= Julius Magg =

Julius Magg (25 November 1884 – 5 May 1931) was an Austrian engineer and university professor. In the early 20th century, he contributed significantly to the further development of the Diesel engine. Later, he was known as the founder of the Graz method of engine design.

== Life and career ==

Julius Magg was born into a civil servant family in Wilten. He studied Mechanical Engineering at the Technical University of Graz and philosophy at the University of Berlin. When he graduated, he was awarded for outstanding academic performance. In 1907, he obtained a PhD in Technical Science and worked as an engineer for Andritz in Graz and for Hantel und Lueg in Düsseldorf. In 1910, Magg returned to Graz and became a university lecturer teaching theoretical machine design until he became a deputy professor for thermodynamics.

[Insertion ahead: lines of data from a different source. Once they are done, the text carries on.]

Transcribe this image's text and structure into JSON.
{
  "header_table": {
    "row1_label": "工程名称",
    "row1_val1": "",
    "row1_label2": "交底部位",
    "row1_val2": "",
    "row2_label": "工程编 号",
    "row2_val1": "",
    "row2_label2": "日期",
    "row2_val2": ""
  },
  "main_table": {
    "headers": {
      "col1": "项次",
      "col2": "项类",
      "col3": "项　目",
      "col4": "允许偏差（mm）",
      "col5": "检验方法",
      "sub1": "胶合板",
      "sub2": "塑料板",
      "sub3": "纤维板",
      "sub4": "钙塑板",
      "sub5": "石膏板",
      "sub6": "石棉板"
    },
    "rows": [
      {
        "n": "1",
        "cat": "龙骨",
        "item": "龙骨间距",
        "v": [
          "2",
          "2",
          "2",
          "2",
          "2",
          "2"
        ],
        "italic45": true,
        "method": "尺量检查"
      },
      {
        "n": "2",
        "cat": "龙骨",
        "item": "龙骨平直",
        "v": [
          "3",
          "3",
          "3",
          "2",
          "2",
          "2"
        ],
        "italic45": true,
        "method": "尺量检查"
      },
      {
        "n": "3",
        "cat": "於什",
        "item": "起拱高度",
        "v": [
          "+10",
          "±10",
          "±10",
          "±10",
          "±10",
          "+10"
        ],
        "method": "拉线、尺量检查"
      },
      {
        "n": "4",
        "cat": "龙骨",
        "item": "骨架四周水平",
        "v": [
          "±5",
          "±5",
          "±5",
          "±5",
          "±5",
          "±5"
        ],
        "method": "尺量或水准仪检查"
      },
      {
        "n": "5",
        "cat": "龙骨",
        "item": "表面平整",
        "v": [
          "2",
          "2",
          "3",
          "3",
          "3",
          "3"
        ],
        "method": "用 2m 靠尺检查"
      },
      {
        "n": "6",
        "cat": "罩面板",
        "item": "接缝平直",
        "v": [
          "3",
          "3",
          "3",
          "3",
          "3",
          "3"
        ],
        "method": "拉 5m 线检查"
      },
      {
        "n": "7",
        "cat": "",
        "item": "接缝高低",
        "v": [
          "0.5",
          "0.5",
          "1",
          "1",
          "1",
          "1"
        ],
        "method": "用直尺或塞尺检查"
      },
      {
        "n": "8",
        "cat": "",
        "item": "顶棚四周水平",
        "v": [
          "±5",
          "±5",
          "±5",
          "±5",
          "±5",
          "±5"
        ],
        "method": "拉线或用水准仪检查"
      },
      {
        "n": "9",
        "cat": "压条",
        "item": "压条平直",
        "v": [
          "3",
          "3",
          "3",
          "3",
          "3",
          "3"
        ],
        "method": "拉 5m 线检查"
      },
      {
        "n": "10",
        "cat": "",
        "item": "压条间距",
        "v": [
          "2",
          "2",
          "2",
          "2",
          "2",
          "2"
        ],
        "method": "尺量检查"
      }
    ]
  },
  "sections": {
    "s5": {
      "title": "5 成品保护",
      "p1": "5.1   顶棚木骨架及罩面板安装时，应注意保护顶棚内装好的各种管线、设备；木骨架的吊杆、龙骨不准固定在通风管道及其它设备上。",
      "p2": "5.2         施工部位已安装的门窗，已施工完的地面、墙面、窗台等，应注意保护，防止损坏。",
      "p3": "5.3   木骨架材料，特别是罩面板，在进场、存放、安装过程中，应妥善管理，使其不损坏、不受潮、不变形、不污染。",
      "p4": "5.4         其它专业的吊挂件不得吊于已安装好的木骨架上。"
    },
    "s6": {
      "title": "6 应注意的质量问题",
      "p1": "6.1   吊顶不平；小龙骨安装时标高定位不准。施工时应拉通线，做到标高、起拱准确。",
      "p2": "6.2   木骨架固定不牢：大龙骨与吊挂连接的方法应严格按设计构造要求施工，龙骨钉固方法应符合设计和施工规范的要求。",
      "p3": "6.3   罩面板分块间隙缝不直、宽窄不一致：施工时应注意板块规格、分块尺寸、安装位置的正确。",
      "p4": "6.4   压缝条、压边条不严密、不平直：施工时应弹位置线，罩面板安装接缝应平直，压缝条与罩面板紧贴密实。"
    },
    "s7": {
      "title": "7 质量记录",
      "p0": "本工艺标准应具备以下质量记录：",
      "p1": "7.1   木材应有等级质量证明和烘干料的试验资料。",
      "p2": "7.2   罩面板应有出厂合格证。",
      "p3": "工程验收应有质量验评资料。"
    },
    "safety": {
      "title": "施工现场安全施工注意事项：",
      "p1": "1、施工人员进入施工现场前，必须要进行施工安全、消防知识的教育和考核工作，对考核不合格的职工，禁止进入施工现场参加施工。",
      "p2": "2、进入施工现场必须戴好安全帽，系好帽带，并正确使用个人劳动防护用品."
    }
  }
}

At a visit in Vöcklabruck, Magg met Charlotte Horzeyschny, who then studied Geography and History at the University of Graz. They got married in 1910. Charlotte and Julius Magg had no natural children but adopted a son in 1924. In World War I, Magg was ordered to build a steel mill. Starting in 1920, Magg, now Professor for Thermodynamics and Internal Combustion Engines, helped planning the new building for the Mechanical Engineering Faculty of the Graz University of Technology where he installed a laboratory for internal combustion engines. At this time, Magg and his wife lived in Geidorf. After suffering a stroke in 1930, he had to stop working as a university professor; not recovering from the stroke, Julius Magg died on 5 May 1931. Hans List continued Magg's work. His unpublished works are kept in the Styrian state archive.

== Published works ==

- Steuerungsdiagramm für Viertaktmaschinen in Vereins deutscher Ingenieure journal, 1913, issue 57, pp. 263.
- Die Steuerungen der Verbrennungskraftmaschinen. Springer-Verlag. Berlin. 1914. ISBN 978-3-642-47608-2
- Dieselmaschinen. Grundlagen, Bauarten, Probleme VDI-Verlag Berlin. 1928.